O matemático sentiu o baque, mas dias melhores viriam - ao menos aparentemente. Um amigo e fã, o cardeal florentino Maffeo Barberini, foi eleito papa em 1623: Urbano VIII. Galileu dedicou seu novo livro, O Experimentador, ao pontífice, e obteve autorização para debater em outra obra as ideias de Copérnico, desde que as apresentasse só como hipóteses.
Abusado?
A mesma discussão foi tema de seu livro seguinte, Diálogo sobre os Dois Máximos Sistemas do Mundo, de 1632. Logo ficou claro que Galileu tinha deixado de cumprir sua promessa ao papa.
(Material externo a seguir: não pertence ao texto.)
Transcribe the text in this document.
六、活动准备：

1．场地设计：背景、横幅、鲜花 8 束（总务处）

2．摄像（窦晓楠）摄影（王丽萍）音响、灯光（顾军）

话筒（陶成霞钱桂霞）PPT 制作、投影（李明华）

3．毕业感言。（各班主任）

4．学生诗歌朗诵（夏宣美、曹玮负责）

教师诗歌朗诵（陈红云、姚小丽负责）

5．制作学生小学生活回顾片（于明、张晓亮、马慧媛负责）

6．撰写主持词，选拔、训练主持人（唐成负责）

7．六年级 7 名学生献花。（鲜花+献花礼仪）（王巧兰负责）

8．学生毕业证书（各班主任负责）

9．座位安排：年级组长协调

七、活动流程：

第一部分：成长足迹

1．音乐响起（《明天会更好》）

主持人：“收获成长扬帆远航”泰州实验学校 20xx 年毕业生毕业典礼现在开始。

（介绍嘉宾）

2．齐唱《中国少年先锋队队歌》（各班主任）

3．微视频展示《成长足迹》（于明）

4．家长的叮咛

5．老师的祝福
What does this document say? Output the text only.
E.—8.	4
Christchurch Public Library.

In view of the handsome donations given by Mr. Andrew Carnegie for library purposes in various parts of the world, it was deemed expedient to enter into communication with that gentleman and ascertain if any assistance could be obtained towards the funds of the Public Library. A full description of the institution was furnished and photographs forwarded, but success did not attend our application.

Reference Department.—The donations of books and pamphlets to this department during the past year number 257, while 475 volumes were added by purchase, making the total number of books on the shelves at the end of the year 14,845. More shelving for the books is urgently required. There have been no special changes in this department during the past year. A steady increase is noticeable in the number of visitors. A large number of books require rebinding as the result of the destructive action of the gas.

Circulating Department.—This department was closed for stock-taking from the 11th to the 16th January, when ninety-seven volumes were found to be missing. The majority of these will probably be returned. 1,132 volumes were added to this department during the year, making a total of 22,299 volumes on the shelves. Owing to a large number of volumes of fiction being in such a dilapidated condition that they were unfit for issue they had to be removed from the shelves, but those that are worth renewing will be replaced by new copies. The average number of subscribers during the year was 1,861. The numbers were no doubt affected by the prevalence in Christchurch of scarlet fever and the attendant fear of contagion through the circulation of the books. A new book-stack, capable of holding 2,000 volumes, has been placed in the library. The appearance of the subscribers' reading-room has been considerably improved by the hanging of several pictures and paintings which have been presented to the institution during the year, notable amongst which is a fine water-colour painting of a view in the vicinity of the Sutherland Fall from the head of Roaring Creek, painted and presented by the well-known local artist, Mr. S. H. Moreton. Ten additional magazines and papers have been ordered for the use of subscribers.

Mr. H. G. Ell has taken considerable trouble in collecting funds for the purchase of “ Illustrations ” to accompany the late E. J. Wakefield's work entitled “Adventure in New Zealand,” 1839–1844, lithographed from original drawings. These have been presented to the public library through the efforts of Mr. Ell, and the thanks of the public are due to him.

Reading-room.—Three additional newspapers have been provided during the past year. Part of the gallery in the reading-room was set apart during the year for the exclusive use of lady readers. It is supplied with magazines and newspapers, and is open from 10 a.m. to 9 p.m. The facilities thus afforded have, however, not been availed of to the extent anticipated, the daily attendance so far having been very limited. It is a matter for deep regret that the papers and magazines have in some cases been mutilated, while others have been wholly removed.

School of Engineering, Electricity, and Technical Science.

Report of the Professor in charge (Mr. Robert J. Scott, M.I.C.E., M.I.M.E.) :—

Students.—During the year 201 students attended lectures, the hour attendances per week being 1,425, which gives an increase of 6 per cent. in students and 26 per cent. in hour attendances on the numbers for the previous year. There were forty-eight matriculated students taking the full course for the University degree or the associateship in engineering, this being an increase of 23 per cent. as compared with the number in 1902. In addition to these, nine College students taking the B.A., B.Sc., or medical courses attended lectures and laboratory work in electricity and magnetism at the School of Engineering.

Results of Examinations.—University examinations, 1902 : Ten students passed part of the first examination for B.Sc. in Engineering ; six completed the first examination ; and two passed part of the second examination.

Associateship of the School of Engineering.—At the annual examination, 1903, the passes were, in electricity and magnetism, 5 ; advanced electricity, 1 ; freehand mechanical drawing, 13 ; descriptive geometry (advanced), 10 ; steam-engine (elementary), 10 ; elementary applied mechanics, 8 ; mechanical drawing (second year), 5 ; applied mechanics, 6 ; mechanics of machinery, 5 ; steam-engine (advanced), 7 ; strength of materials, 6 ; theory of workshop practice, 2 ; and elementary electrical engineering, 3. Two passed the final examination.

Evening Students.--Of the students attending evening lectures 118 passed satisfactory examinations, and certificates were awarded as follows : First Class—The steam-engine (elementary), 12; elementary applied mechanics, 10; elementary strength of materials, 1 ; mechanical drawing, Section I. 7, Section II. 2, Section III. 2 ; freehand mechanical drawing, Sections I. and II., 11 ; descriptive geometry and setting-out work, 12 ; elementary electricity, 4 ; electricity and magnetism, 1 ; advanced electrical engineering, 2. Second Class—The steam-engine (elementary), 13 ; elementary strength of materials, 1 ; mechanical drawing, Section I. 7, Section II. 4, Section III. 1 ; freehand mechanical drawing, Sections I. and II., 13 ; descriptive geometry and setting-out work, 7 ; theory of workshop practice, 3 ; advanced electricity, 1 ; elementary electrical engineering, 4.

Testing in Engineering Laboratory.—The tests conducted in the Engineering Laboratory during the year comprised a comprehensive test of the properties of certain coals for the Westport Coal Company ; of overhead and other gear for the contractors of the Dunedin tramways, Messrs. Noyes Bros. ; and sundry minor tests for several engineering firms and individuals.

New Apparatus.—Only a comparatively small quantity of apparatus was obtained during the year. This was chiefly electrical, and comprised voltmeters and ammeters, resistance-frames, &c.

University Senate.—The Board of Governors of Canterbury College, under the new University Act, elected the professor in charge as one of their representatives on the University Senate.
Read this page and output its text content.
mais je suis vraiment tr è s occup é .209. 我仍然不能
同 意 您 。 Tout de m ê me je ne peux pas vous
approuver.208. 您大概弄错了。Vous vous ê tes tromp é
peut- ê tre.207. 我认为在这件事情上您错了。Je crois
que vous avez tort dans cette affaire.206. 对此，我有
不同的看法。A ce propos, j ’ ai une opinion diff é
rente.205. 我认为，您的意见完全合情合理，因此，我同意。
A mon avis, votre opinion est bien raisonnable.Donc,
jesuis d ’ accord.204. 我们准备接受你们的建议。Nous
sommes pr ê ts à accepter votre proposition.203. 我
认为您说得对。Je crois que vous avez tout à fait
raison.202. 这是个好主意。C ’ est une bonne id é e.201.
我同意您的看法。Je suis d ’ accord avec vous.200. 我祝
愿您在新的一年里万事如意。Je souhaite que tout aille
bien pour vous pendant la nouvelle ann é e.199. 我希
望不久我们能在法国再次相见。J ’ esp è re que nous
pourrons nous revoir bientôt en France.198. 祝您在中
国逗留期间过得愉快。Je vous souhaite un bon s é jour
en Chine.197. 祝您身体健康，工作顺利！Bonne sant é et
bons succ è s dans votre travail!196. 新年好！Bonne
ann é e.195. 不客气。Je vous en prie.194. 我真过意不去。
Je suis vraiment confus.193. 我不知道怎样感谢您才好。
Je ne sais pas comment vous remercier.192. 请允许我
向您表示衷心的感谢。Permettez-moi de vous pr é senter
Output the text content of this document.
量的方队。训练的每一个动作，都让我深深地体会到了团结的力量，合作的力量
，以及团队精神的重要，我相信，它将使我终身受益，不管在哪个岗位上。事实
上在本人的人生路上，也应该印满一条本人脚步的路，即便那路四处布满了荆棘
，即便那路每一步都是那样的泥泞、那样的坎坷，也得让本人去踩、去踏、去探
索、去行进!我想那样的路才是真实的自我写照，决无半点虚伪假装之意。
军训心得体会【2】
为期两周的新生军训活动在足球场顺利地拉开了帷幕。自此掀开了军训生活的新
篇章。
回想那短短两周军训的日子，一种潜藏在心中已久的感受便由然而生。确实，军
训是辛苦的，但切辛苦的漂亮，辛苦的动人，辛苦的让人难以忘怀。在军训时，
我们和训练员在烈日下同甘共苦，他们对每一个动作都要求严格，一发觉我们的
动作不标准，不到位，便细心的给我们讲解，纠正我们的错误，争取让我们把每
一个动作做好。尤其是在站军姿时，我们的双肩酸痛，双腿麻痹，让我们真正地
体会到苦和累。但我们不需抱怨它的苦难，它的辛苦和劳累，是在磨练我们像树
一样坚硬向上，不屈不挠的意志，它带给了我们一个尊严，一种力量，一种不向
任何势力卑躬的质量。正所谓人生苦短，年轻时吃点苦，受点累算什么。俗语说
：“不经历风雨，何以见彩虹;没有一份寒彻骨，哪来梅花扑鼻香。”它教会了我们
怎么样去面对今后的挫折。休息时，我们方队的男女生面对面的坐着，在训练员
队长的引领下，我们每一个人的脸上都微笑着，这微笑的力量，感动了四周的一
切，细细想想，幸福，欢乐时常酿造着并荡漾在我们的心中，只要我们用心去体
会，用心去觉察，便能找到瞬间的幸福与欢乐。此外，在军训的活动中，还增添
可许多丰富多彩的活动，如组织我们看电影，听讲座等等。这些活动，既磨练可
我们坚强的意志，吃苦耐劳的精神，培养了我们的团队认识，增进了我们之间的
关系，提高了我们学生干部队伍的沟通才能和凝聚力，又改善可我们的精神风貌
A obra traz uma conversa entre três personagens, Sagredo, Salviati (ambos velhos amigos do matemático, já mortos, então) e Simplício.
O que acontece é que os dois primeiros se mostram convencidos das ideias de Copérnico no decorrer do diálogo, enquanto apenas Simplício (nome que pode ser interpretado como simplório, bobalhão) se agarra ao velho modelo geocêntrico. Pior ainda, ele usa os argumentos mais fracos da obra — e são muito parecidos com os que o próprio papa já tinha usado antes.
Esse talvez tenha sido o erro crucial de Galileu. Acredita-se que o personagem Simplício não foi uma provocação deliberada ao pontífice. Mas o pesquisador teimoso pecou por excesso de confiança: achava que o papa deixaria tudo por isso mesmo.
Se pensava assim, enganou-se: Urbano VIII parece ter se sentido traído pelo cientista, e os inimigos do matemático no Vaticano não perderam tempo em explorar essa brecha.
Ele foi obrigado a comparecer diante da Inquisição, em Roma. Não foi torturado ou mandado para a prisão, mas ficou detido meses sob vigilância na embaixada romana de Florença, e depois em aposentos do palácio do Santo Ofício. Perto dos 70 anos de idade, ele teve de ficar de pé durante todas as sessões de inquérito e não teve direito a advogado.
As obras de Copérnico foram declaradas heréticas e Galileu, em 1633, teve de jurar nunca mais mencioná-las, sob risco de morte. Foi condenado à prisão perpétua, logo comutada para domiciliar.
Era uma pena leve comparada à do filósofo Giordano Bruno, queimado vivo em 1600. Mas além de se recusar a abandonar suas ideias científicas (dizia que o infinito Universo tinha muitas outras Terras), ele defendia teses contrárias à Igreja, como negar que Jesus fosse divino.
A derrota arrasou Galileu, mas não acabou com sua determinação para fazer ciência. Ele conseguiu publicar mais um livro na Holanda (país protestante onde, claro, o papado não tinha força) — fingiu que o manuscrito fora obtido sem seu consentimento.
Totalmente cego por causa de uma infecção, morreu em 1642. "Coube a Galileu a afirmação de uma nova concepção de ciência, na qual uma hipótese comprovada passa à condição de descrição do mundo", diz Iamundo.
É o tipo de triunfo que os tribunais não têm como anular, e que a própria Igreja acabou reconhecendo. Em 1992, o papa João Paulo II admitiu: "Graças à sua intuição como físico brilhante, Galileu entendeu por que apenas o Sol podia funcionar como centro do mundo então conhecido. O erro dos teólogos da época foi pensar que nosso entendimento do mundo físico era imposto pelo sentido literal da Sagrada Escritura".